If new draft guidelines from the FDA take effect, drugs to treat Alzheimer’s disease will only be required to demonstrate small improvements in patient cognition to qualify for approval.

The FDA has proposed a new policy that would free pharmaceutical companies from having to show their products improve daily function in patients at very early stages of Alzheimer’s disease. Instead, drugs could win FDA approval based on evidence that they help improve patient performance on memory and reasoning tests.

According to the proposed guideline revisions, patients at high risk of developing Alzheimer’s disease enrolled in drug trials could be evaluated with cognitive tests, whereas patients with mild symptoms of the condition could be tested with a combined test of function and cognition. For patients with no signs of functional impairment, it may even “be feasible to approve a drug through the FDA’s accelerated approval pathway,” suggested the authors of an editorial published in the March 13, 2013, edition of The New England Journal of Medicine.

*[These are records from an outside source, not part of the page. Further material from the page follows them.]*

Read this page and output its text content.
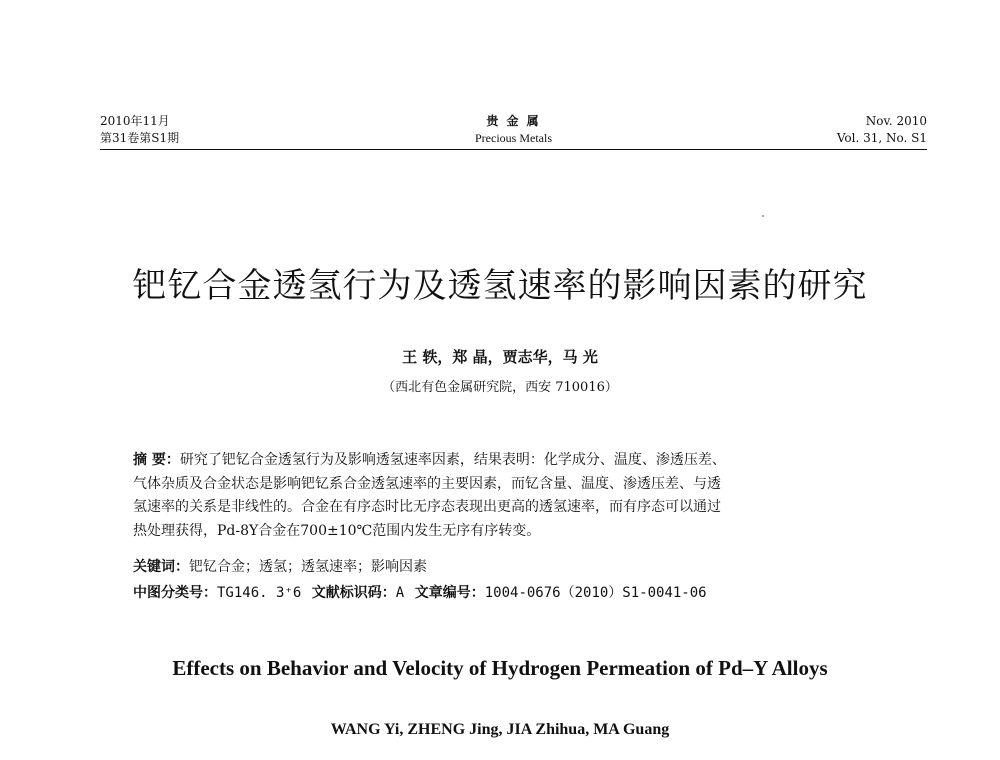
2010年11月
第31卷第S1期
贵 金 属
Precious Metals
Nov. 2010
Vol. 31, No. S1
钯钇合金透氢行为及透氢速率的影响因素的研究
王 轶，郑 晶，贾志华，马 光
（西北有色金属研究院，西安 710016）
摘 要：研究了钯钇合金透氢行为及影响透氢速率因素，结果表明：化学成分、温度、渗透压差、
气体杂质及合金状态是影响钯钇系合金透氢速率的主要因素，而钇含量、温度、渗透压差、与透
氢速率的关系是非线性的。合金在有序态时比无序态表现出更高的透氢速率，而有序态可以通过
热处理获得，Pd-8Y合金在700±10℃范围内发生无序有序转变。
关键词：钯钇合金；透氢；透氢速率；影响因素
中图分类号：TG146. 3⁺6 文献标识码：A 文章编号：1004-0676（2010）S1-0041-06
Effects on Behavior and Velocity of Hydrogen Permeation of Pd–Y Alloys
WANG Yi, ZHENG Jing, JIA Zhihua, MA Guang
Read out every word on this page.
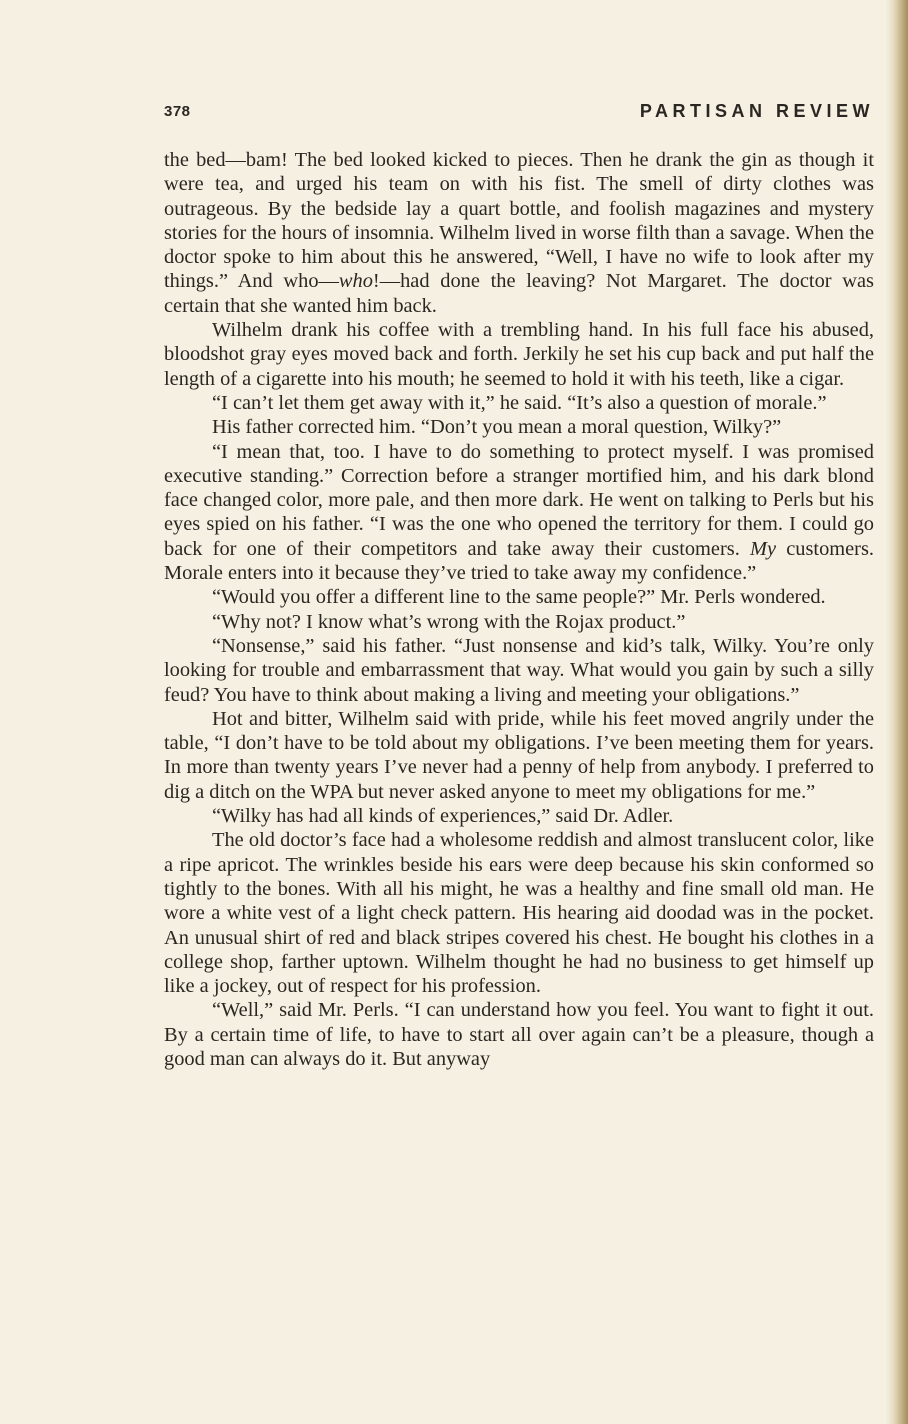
378	PARTISAN REVIEW

the bed—bam! The bed looked kicked to pieces. Then he drank the gin as though it were tea, and urged his team on with his fist. The smell of dirty clothes was outrageous. By the bedside lay a quart bottle, and foolish magazines and mystery stories for the hours of insomnia. Wilhelm lived in worse filth than a savage. When the doctor spoke to him about this he answered, “Well, I have no wife to look after my things.” And who—who!—had done the leaving? Not Margaret. The doctor was certain that she wanted him back.

Wilhelm drank his coffee with a trembling hand. In his full face his abused, bloodshot gray eyes moved back and forth. Jerkily he set his cup back and put half the length of a cigarette into his mouth; he seemed to hold it with his teeth, like a cigar.

“I can’t let them get away with it,” he said. “It’s also a question of morale.”

His father corrected him. “Don’t you mean a moral question, Wilky?”

“I mean that, too. I have to do something to protect myself. I was promised executive standing.” Correction before a stranger mortified him, and his dark blond face changed color, more pale, and then more dark. He went on talking to Perls but his eyes spied on his father. “I was the one who opened the territory for them. I could go back for one of their competitors and take away their customers. My customers. Morale enters into it because they’ve tried to take away my confidence.”

“Would you offer a different line to the same people?” Mr. Perls wondered.

“Why not? I know what’s wrong with the Rojax product.”

“Nonsense,” said his father. “Just nonsense and kid’s talk, Wilky. You’re only looking for trouble and embarrassment that way. What would you gain by such a silly feud? You have to think about making a living and meeting your obligations.”

Hot and bitter, Wilhelm said with pride, while his feet moved angrily under the table, “I don’t have to be told about my obligations. I’ve been meeting them for years. In more than twenty years I’ve never had a penny of help from anybody. I preferred to dig a ditch on the WPA but never asked anyone to meet my obligations for me.”

“Wilky has had all kinds of experiences,” said Dr. Adler.

The old doctor’s face had a wholesome reddish and almost translucent color, like a ripe apricot. The wrinkles beside his ears were deep because his skin conformed so tightly to the bones. With all his might, he was a healthy and fine small old man. He wore a white vest of a light check pattern. His hearing aid doodad was in the pocket. An unusual shirt of red and black stripes covered his chest. He bought his clothes in a college shop, farther uptown. Wilhelm thought he had no business to get himself up like a jockey, out of respect for his profession.

“Well,” said Mr. Perls. “I can understand how you feel. You want to fight it out. By a certain time of life, to have to start all over again can’t be a pleasure, though a good man can always do it. But anyway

Alzheimer’s experts have concluded that the best plan of action is to treat patients in the early stages of the disease, before there are obvious signs of neurodegeneration. Patients who appear normal but either have signs that amyloid plaques are accumulating in their brains or have a certain gene mutation that is associated with the development of Alzheimer’s would be the best candidates for preventive therapies released under the FDA’s newly relaxed guidelines.

Companies submitting a drug for approval for Alzheimer’s would also be required to conduct postmarketing studies to establish the clinical benefit of their therapy.

The loosening of the FDA’s regulatory framework for new drug applications will likely be welcomed by companies who have had difficulty proving the efficacy of their therapies for the treatment of Alzheimer’s. However, even under the new guidelines, these companies may find it challenging to measure minute changes in cognition, especially in patients with no obvious symptoms of Alzheimer’s, Sean Bohen, MD, senior vice president at Genentech, was quoted as saying in a New York Times article on the proposed guidelines.